Couverture de l'ouvrage de R. Bachollet

Le geste qui consiste à arracher l’image de son contexte séquentiel et historique fait assurément partie de sa réception. Il peut être considéré comme un acte de réappropriation, un mode d'expression personnelle de l’historien ou de notre époque, c’est-à-dire comme une réinterprétation qui prolonge l’existence de l’œuvre d’art. Cela ne dispense pas de s’interroger simultanément sur sa pertinence en tant que méthodologie historique. Isoler une œuvre pour la considérer comme un « objet en soi » est tout simplement impossible car le regard du chercheur et la matérialité même de son objet d’étude sont historiquement déterminés. L'oeil du spectateur n’est jamais vierge : « Pour pouvoir décrire de façon pertinente une œuvre d’art, nous devons l’avoir déjà classée stylistiquement », analyse Erwin Panofsky. Cet historien de l’art divise l’interprétation de l’œuvre selon un schéma progressif hérité de l’analyse kantienne de la connaissance – sens phénomène ; sens signification ; sens-document (de l’essence) – et en souligne les sources respectives d’interprétation subjective pour définir ensuite un « correctif objectif » qui passe par une histoire des formes, des types et des idées2. Non seulement les différents niveaux d’interprétation ne sont pas étanches, mais l’expression subjective de l’historien, qui aborde l’image à partir de son expérience, de sa culture visuelle et littéraire, est équilibrée par un « correctif ». Celui-ci sera ensuite nommé « horizon d’attente » par l'esthétique de la réception. Pour comprendre ce qui conditionne notre interprétation, il faut la confronter au regard des contemporains de l'oeuvre et restituer le contexte visuel et intellectuel qui a pu le déterminer :

« L’historien de la littérature doit toujours redevenir lui-même un lecteur avant de pouvoir comprendre et situer une œuvre, c'est-à-dire, fonder son propre jugement sur la conscience de sa situation dans la chaîne historique des lecteurs successifs. »3

Si Jauss tend à donner une valeur jusqu’alors refusée à l’interprétation subjective de l’historien, ce n’est pas pour en faire un principe d’analyse autonome et exclusif. Lorsqu’il coupe l’image de son contexte, le sémiologue ressemble à un savant de laboratoire qui confine son objet d’étude pour en étudier les réactions dans un environnement dont il maîtrise les paramètres. Ce chercheur dénature son objet et devrait confronter ses premiers résultats à d'autres observations réalisées en milieu ouvert, avec d’autres outils. Resituer l’image étudiée dans son environnement immédiat a l'avantage d'éviter des conditions d’analyse aussi irréalistes qu'artificiellement définies.

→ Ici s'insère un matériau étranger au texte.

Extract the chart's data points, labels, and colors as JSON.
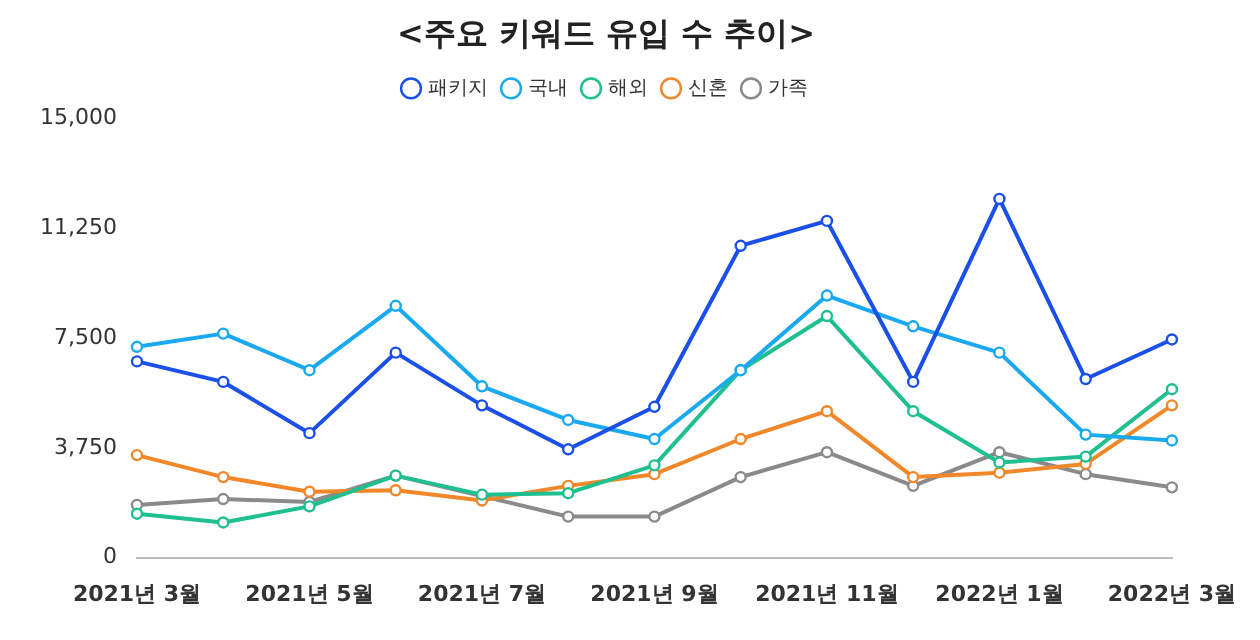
{
  "chart_data": {
    "type": "line",
    "title": "<주요 키워드 유입 수 추이>",
    "categories": [
      "2021년 3월",
      null,
      "2021년 5월",
      null,
      "2021년 7월",
      null,
      "2021년 9월",
      null,
      "2021년 11월",
      null,
      "2022년 1월",
      null,
      "2022년 3월"
    ],
    "series": [
      {
        "name": "패키지",
        "color": "#1a4fe8",
        "values": [
          6700,
          6000,
          4250,
          7000,
          5200,
          3700,
          5150,
          10650,
          11500,
          6000,
          12250,
          6100,
          7450
        ]
      },
      {
        "name": "국내",
        "color": "#1aa9f0",
        "values": [
          7200,
          7650,
          6400,
          8600,
          5850,
          4700,
          4050,
          6400,
          8950,
          7900,
          7000,
          4200,
          4000
        ]
      },
      {
        "name": "해외",
        "color": "#1fbf8f",
        "values": [
          1500,
          1200,
          1750,
          2800,
          2150,
          2200,
          3150,
          6400,
          8250,
          5000,
          3250,
          3450,
          5750
        ]
      },
      {
        "name": "신혼",
        "color": "#f0882a",
        "values": [
          3500,
          2750,
          2250,
          2300,
          1950,
          2450,
          2850,
          4050,
          5000,
          2750,
          2900,
          3200,
          5200
        ]
      },
      {
        "name": "가족",
        "color": "#8a8a8a",
        "values": [
          1800,
          2000,
          1900,
          2800,
          2100,
          1400,
          1400,
          2750,
          3600,
          2450,
          3600,
          2850,
          2400
        ]
      }
    ],
    "ylim": [
      0,
      15000
    ],
    "yticks": [
      {
        "value": 0,
        "label": "0"
      },
      {
        "value": 3750,
        "label": "3,750"
      },
      {
        "value": 7500,
        "label": "7,500"
      },
      {
        "value": 11250,
        "label": "11,250"
      },
      {
        "value": 15000,
        "label": "15,000"
      }
    ],
    "grid": false,
    "legend": "top",
    "marker": "circle",
    "line_style": "solid"
  }
}
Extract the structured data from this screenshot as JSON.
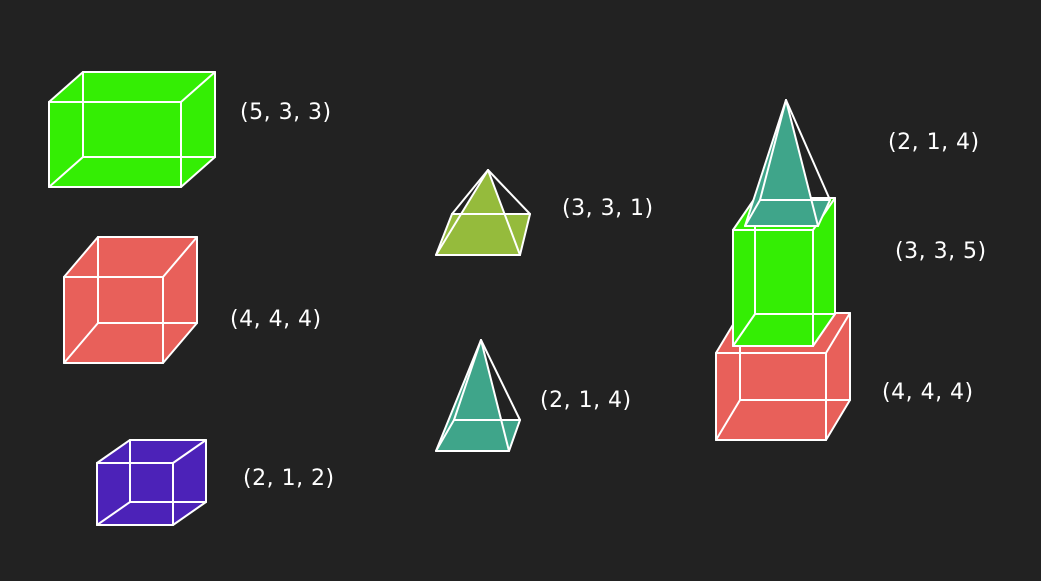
{
  "colors": {
    "background": "#222222",
    "green": "#34ee04",
    "red": "#e8605a",
    "purple": "#4c22b8",
    "olive": "#95bb3c",
    "teal": "#3fa58a",
    "edge": "#ffffff"
  },
  "shapes": [
    {
      "id": "green-box",
      "kind": "box",
      "color": "green",
      "label": "(5, 3, 3)"
    },
    {
      "id": "red-cube",
      "kind": "box",
      "color": "red",
      "label": "(4, 4, 4)"
    },
    {
      "id": "purple-box",
      "kind": "box",
      "color": "purple",
      "label": "(2, 1, 2)"
    },
    {
      "id": "olive-pyramid",
      "kind": "pyramid",
      "color": "olive",
      "label": "(3, 3, 1)"
    },
    {
      "id": "teal-pyramid",
      "kind": "pyramid",
      "color": "teal",
      "label": "(2, 1, 4)"
    },
    {
      "id": "stack-top-pyramid",
      "kind": "pyramid",
      "color": "teal",
      "label": "(2, 1, 4)"
    },
    {
      "id": "stack-middle-box",
      "kind": "box",
      "color": "green",
      "label": "(3, 3, 5)"
    },
    {
      "id": "stack-bottom-cube",
      "kind": "box",
      "color": "red",
      "label": "(4, 4, 4)"
    }
  ]
}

Elle était trop nue est parue en 1903 dans un numéro de l’Assiette au beurre intitulé « Passementerie », préfacé par Henry Bérenger, écrivain et journaliste à l’Action, un organe anti-clérical et libre-penseur auquel Jossot a également contribué. Ce numéro est composé de treize dessins en pleine page opposant la « Passementerie » à la « Vérité », selon une progression séquentielle dans laquelle notre image prend son sens historique et sémiologique.

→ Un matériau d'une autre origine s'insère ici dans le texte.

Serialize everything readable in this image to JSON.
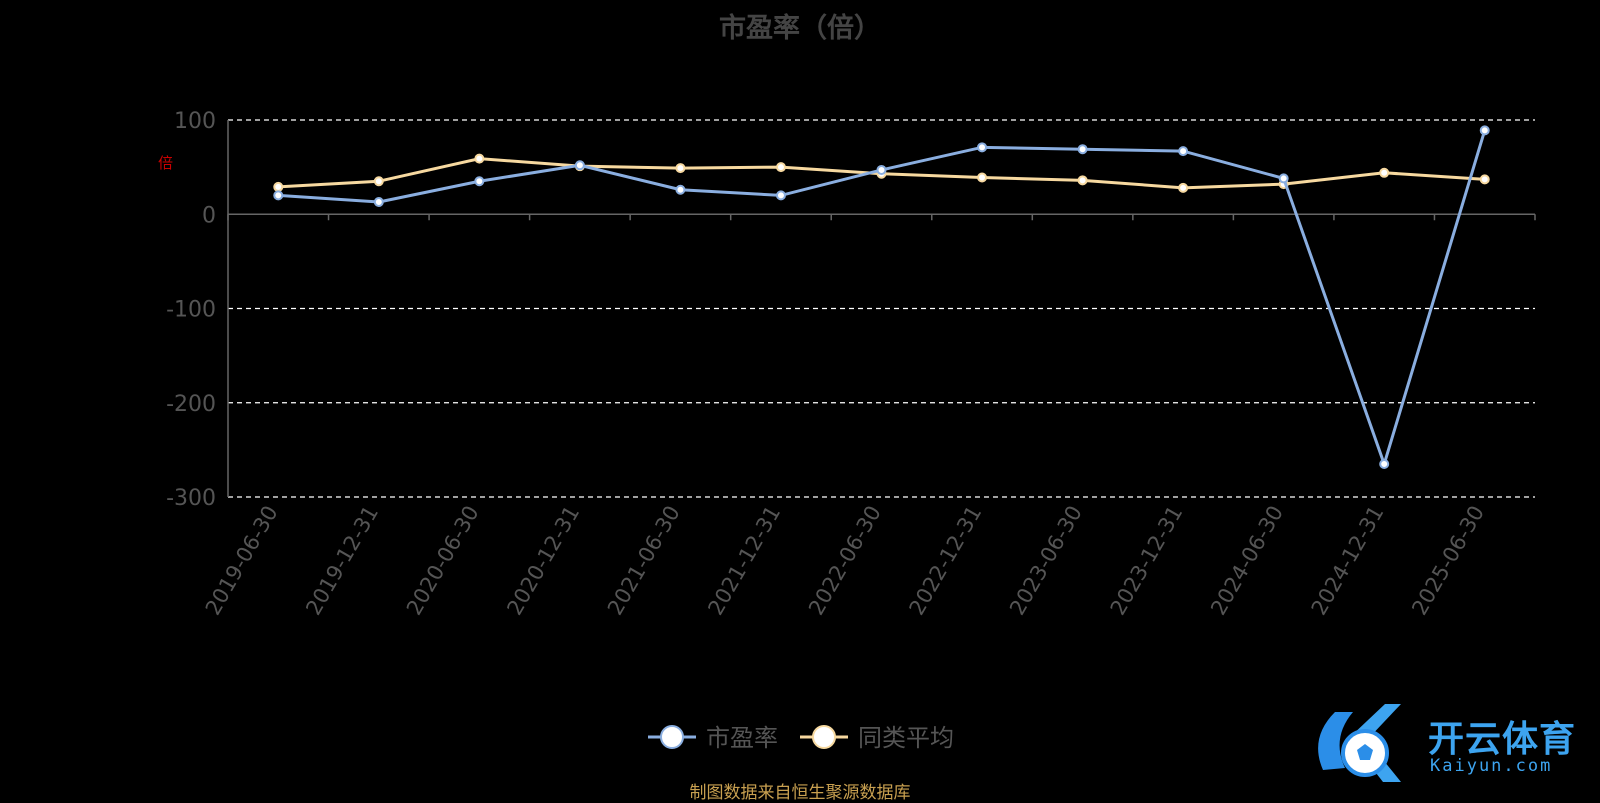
{
  "page": {
    "title": "市盈率（倍）",
    "source": "制图数据来自恒生聚源数据库",
    "watermark_text": "开云体育",
    "watermark_url": "Kaiyun.com",
    "axis_unit_mark": "倍"
  },
  "colors": {
    "background": "#000000",
    "pe_line": "#8aaee0",
    "avg_line": "#f7d9a0",
    "axis": "#666666",
    "grid": "#ffffff",
    "tick_text": "#555555",
    "source_text": "#c8a050",
    "watermark": "#3da4f0"
  },
  "chart_data": {
    "type": "line",
    "title": "市盈率（倍）",
    "ylim": [
      -300,
      100
    ],
    "yticks": [
      "100",
      "0",
      "-100",
      "-200",
      "-300"
    ],
    "categories": [
      "2019-06-30",
      "2019-12-31",
      "2020-06-30",
      "2020-12-31",
      "2021-06-30",
      "2021-12-31",
      "2022-06-30",
      "2022-12-31",
      "2023-06-30",
      "2023-12-31",
      "2024-06-30",
      "2024-12-31",
      "2025-06-30"
    ],
    "grid": true,
    "legend_position": "bottom-center",
    "series": [
      {
        "name": "市盈率",
        "values": [
          20,
          13,
          35,
          52,
          26,
          20,
          47,
          71,
          69,
          67,
          38,
          -265,
          89
        ]
      },
      {
        "name": "同类平均",
        "values": [
          29,
          35,
          59,
          51,
          49,
          50,
          43,
          39,
          36,
          28,
          32,
          44,
          37
        ]
      }
    ]
  }
}
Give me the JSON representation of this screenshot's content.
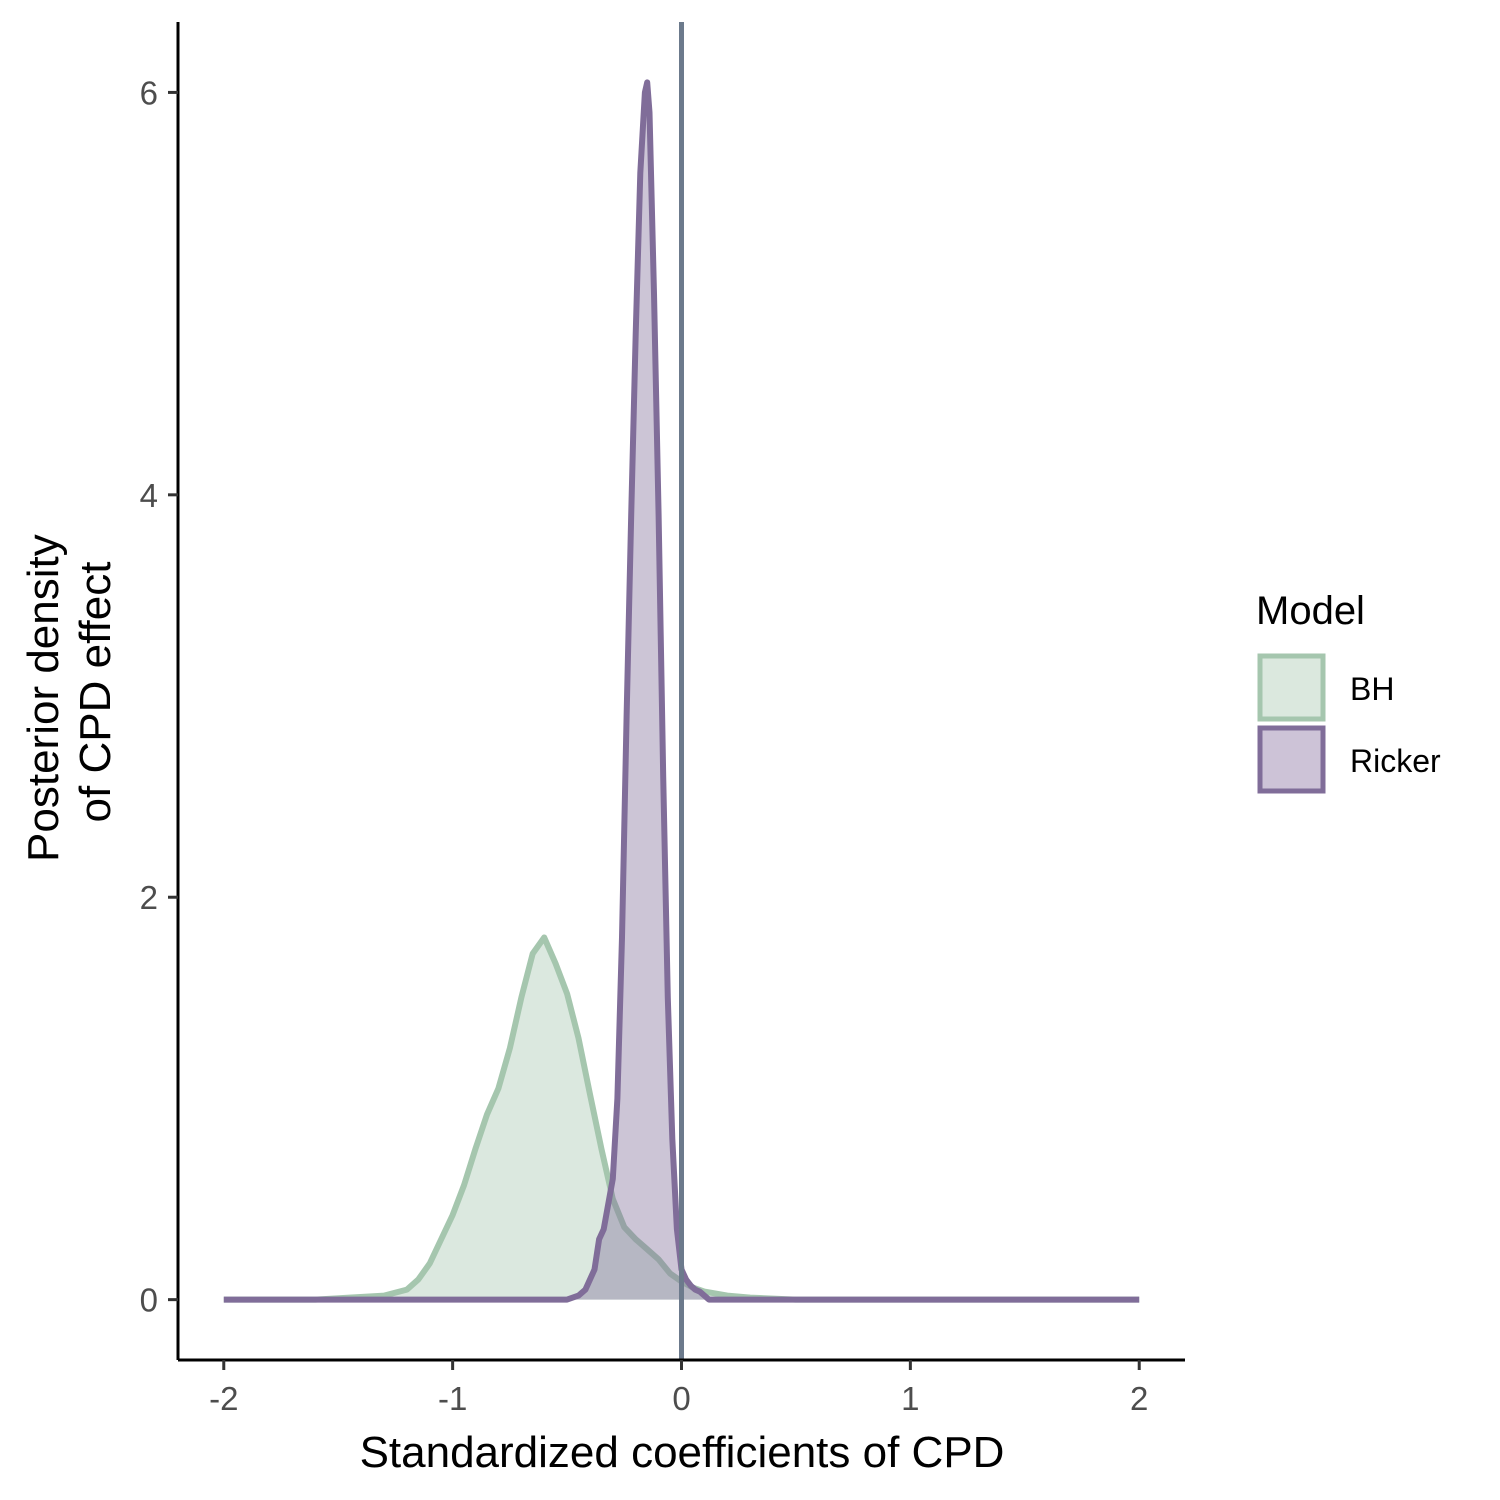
{
  "chart_data": {
    "type": "area",
    "title": "",
    "xlabel": "Standardized coefficients of CPD",
    "ylabel_lines": [
      "Posterior density",
      "of CPD effect"
    ],
    "xlim": [
      -2.2,
      2.2
    ],
    "ylim": [
      -0.3,
      6.35
    ],
    "x_ticks": [
      -2,
      -1,
      0,
      1,
      2
    ],
    "x_tick_labels": [
      "-2",
      "-1",
      "0",
      "1",
      "2"
    ],
    "y_ticks": [
      0,
      2,
      4,
      6
    ],
    "y_tick_labels": [
      "0",
      "2",
      "4",
      "6"
    ],
    "reference_line_x": 0,
    "reference_line_color": "#6c7a8c",
    "grid": false,
    "legend": {
      "title": "Model",
      "position": "right",
      "entries": [
        {
          "label": "BH",
          "stroke": "#a5c6ae",
          "fill": "#dbe8de"
        },
        {
          "label": "Ricker",
          "stroke": "#806d99",
          "fill": "#cdc3d7"
        }
      ]
    },
    "series": [
      {
        "name": "BH",
        "stroke": "#a5c6ae",
        "fill": "#a5c6ae",
        "fill_opacity": 0.4,
        "x": [
          -2.0,
          -1.6,
          -1.45,
          -1.3,
          -1.2,
          -1.15,
          -1.1,
          -1.0,
          -0.95,
          -0.9,
          -0.85,
          -0.8,
          -0.75,
          -0.7,
          -0.65,
          -0.6,
          -0.55,
          -0.5,
          -0.45,
          -0.4,
          -0.35,
          -0.3,
          -0.25,
          -0.2,
          -0.15,
          -0.1,
          -0.05,
          0.0,
          0.05,
          0.1,
          0.2,
          0.3,
          0.5,
          2.0
        ],
        "y": [
          0.0,
          0.0,
          0.01,
          0.02,
          0.05,
          0.1,
          0.18,
          0.42,
          0.57,
          0.75,
          0.92,
          1.05,
          1.25,
          1.5,
          1.72,
          1.8,
          1.67,
          1.52,
          1.3,
          1.02,
          0.75,
          0.5,
          0.36,
          0.3,
          0.25,
          0.2,
          0.13,
          0.09,
          0.06,
          0.04,
          0.02,
          0.01,
          0.0,
          0.0
        ]
      },
      {
        "name": "Ricker",
        "stroke": "#806d99",
        "fill": "#806d99",
        "fill_opacity": 0.4,
        "x": [
          -2.0,
          -0.6,
          -0.5,
          -0.45,
          -0.42,
          -0.38,
          -0.36,
          -0.34,
          -0.3,
          -0.28,
          -0.26,
          -0.24,
          -0.22,
          -0.2,
          -0.18,
          -0.16,
          -0.15,
          -0.14,
          -0.12,
          -0.1,
          -0.08,
          -0.06,
          -0.04,
          -0.02,
          0.0,
          0.02,
          0.04,
          0.06,
          0.08,
          0.1,
          0.12,
          2.0
        ],
        "y": [
          0.0,
          0.0,
          0.0,
          0.02,
          0.05,
          0.15,
          0.3,
          0.35,
          0.6,
          1.0,
          1.8,
          2.9,
          3.9,
          4.8,
          5.6,
          6.0,
          6.05,
          5.9,
          5.0,
          3.9,
          2.6,
          1.5,
          0.8,
          0.35,
          0.15,
          0.1,
          0.07,
          0.05,
          0.04,
          0.02,
          0.0,
          0.0
        ]
      }
    ]
  }
}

Dès le début du numéro, Jossot associe la religion au mensonge en représentant Adam qui offre une feuille de vigne à Ève. La honte, instituée par l'idée du péché originel, exerce une contrainte sur les comportements sexuels naturels ; parce qu'ils ont dissimulé les nudités, les prêtres ont perpétré le premier mensonge et simultanément créé la première « passementerie »...

Passementerie, L'Assiette au beurre, n°102, 14 mars 1903

Passementerie, L'Assiette au beurre, n°102, 14 mars 1903

Dans l’image suivante, la nudité du primitif est mise en valeur par toute une quincaillerie d’anneaux, de plume, de peintures, etc. Cette fois, le désir est à l’origine du second mensonge : le corps « réel » ne suffit plus à attirer, l’individu ment sur lui-même et à lui-même en cherchant à « épater » son conjoint dans une mise en scène qui le transforme.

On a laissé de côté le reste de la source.